This fix pack package supports the same operating system releases as the Tivoli Compliance Insight Manager release that are listed in the Hardware and software requirements document.
This fix pack supersedes the Windows, AIX and Solaris parts of fix packs 8.0.0-TIV-TCIM-FP001, 8.0.0-TIV-TCIM-FP002, 8.0.0-TIV-TCIM-FP003, 8.0.0-TIV-TCIM-FP004, 8.0.0-TIV-TCIM-FP005, 8.0.0-TIV-TCIM-FP006, 8.0.0-TIV-TCIM-FP007, 8.0.0-TIV-TCIM-FP008 and 8.0.0-TIV-TCIM-FP009. For the HP-UX actuator the last fix pack is 8.0.0-TIV-TCIM-FP007. For the z/OS actuator the last fix pack is 8.0.0-TIV-TCIM-FP005.

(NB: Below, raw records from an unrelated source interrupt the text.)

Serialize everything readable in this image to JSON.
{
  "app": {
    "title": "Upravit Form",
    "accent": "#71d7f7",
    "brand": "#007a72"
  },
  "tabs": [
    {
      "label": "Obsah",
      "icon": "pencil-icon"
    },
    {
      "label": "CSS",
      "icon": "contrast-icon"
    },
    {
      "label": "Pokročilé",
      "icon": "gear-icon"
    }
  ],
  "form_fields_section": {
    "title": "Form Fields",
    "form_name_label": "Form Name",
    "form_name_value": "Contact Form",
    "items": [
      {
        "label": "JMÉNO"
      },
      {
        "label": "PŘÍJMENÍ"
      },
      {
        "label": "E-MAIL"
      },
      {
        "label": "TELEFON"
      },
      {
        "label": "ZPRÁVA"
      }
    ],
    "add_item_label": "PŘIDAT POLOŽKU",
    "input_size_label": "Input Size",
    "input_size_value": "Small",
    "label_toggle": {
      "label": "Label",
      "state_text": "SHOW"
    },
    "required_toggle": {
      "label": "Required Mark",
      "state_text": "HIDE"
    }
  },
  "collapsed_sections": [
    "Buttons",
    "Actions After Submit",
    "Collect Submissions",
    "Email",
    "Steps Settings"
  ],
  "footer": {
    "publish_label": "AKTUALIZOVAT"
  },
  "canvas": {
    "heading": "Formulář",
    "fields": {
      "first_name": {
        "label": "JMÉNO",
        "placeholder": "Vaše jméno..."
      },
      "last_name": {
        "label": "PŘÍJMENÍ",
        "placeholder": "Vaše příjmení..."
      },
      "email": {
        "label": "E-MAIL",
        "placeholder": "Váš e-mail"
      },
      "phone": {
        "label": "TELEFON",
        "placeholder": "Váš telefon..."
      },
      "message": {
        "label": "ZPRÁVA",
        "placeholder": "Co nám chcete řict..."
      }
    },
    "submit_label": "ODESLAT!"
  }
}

Tivoli Compliance Insight Manager supports multiple platforms, for each platform requiring updates a separate package is installed. The package will contain the updates for all components installed on that platform.
The following problems are corrected by this fix pack. For more information about the APARs listed here, refer to the Tivoli Compliance Insight Manager support site.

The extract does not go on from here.